There are times when one over-analyzes a situation, and leads to a complex solution. I did that in version 1.0 with the calculations above. Because I planned out the model so carefully for V 2.0, this ends up incredibly easy to deal with. In the V1.0 model, I was basing things on what changed, not what was locked. Locked is my solution, not just a locked variable. It the difference between “Pace just changed! What do I do?” to “Solve for time given pace and distance” The second is a lot simpler to think about and code.

Initialization

I’ll make sure I have some starting data in view did load

override func viewDidLoad() {

  super.viewDidLoad()

  runStats.pace = PaceStat(minutes: 10, seconds: 00)

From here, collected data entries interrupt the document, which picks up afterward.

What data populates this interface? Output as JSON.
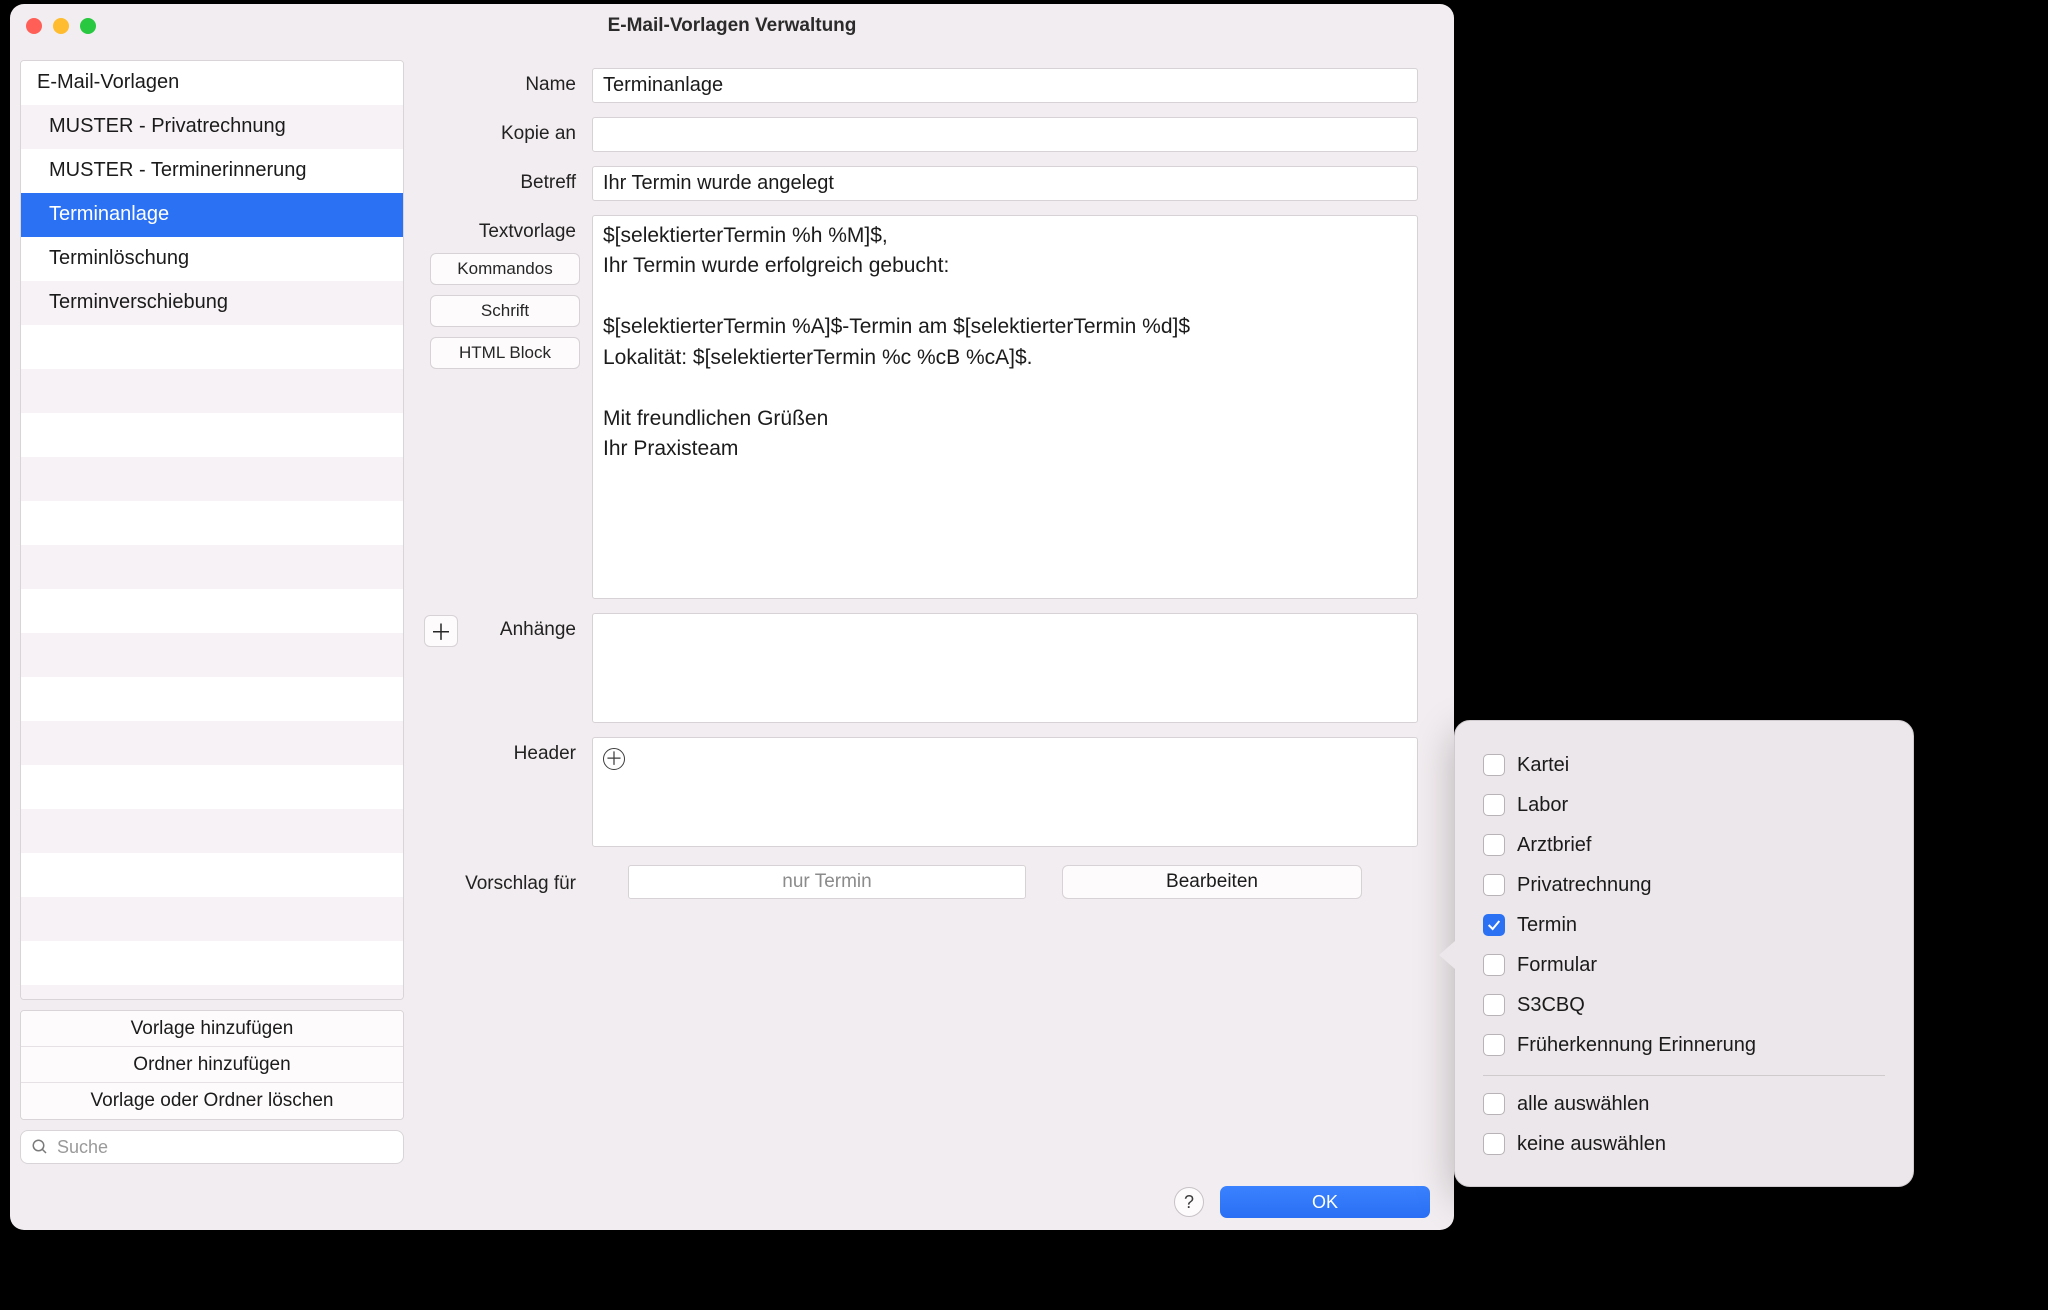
{
  "window": {
    "title": "E-Mail-Vorlagen Verwaltung"
  },
  "sidebar": {
    "header": "E-Mail-Vorlagen",
    "items": [
      {
        "label": "MUSTER - Privatrechnung",
        "selected": false
      },
      {
        "label": "MUSTER - Terminerinnerung",
        "selected": false
      },
      {
        "label": "Terminanlage",
        "selected": true
      },
      {
        "label": "Terminlöschung",
        "selected": false
      },
      {
        "label": "Terminverschiebung",
        "selected": false
      }
    ],
    "actions": {
      "add_template": "Vorlage hinzufügen",
      "add_folder": "Ordner hinzufügen",
      "delete": "Vorlage oder Ordner löschen"
    },
    "search_placeholder": "Suche"
  },
  "form": {
    "labels": {
      "name": "Name",
      "copy": "Kopie an",
      "subject": "Betreff",
      "template": "Textvorlage",
      "attachments": "Anhänge",
      "header": "Header",
      "suggest_for": "Vorschlag für"
    },
    "values": {
      "name": "Terminanlage",
      "copy": "",
      "subject": "Ihr Termin wurde angelegt",
      "template": "$[selektierterTermin %h %M]$,\nIhr Termin wurde erfolgreich gebucht:\n\n$[selektierterTermin %A]$-Termin am $[selektierterTermin %d]$\nLokalität: $[selektierterTermin %c %cB %cA]$.\n\nMit freundlichen Grüßen\nIhr Praxisteam"
    },
    "side_buttons": {
      "commands": "Kommandos",
      "font": "Schrift",
      "html_block": "HTML Block"
    },
    "suggest_value": "nur Termin",
    "edit_button": "Bearbeiten"
  },
  "bottom": {
    "help": "?",
    "ok": "OK"
  },
  "popover": {
    "options": [
      {
        "label": "Kartei",
        "checked": false
      },
      {
        "label": "Labor",
        "checked": false
      },
      {
        "label": "Arztbrief",
        "checked": false
      },
      {
        "label": "Privatrechnung",
        "checked": false
      },
      {
        "label": "Termin",
        "checked": true
      },
      {
        "label": "Formular",
        "checked": false
      },
      {
        "label": "S3CBQ",
        "checked": false
      },
      {
        "label": "Früherkennung Erinnerung",
        "checked": false
      }
    ],
    "select_all": "alle auswählen",
    "select_none": "keine auswählen"
  }
}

  runStats.pace.displayUnits = .minutesSecondsPerMile

  runStats.distance = DistanceStat(miles: 26.2)

  runStats.distance.displayUnits = .miles

  runStats.locked = .time

  runStats.time = runStats.time(pace: runStats.pace, distance: runStats.distance)

  updateDisplay()

}

I’m ready to build and run. I’m pleasantly surprised that the first run works perfectly. The initial value loads from the model.

This is my ultimate goal for a marathon: a 4:22 finish. That’s way in the future – I’ve never run more than a half marathon. I try my last 5K run to find pace, changing the distance units, and solving for pace.

Yeah, I got a lot of training (and weight loss) ahead of me. My last long run used a slower combination of run/walk so it looks like this:

I have a ten Mile race coming up based on those paces, I can calculate My time between 2:24:50 and 2:16:50.

All of these match data calculated by other apps, so it looks like the app is working. For a change, I don’t have a lot of work to do in a development stage. I just plugged things in and they worked. I know it is supposed to work when I plan things out carefully, but it still amazes me when it does. I’ve done too much debugging to believe something actually works right the first time. In the next installment, I’ll start adding another level of complexity and that might change. I’ll start adding the interval table. First part of that phase is making a custom table view cell.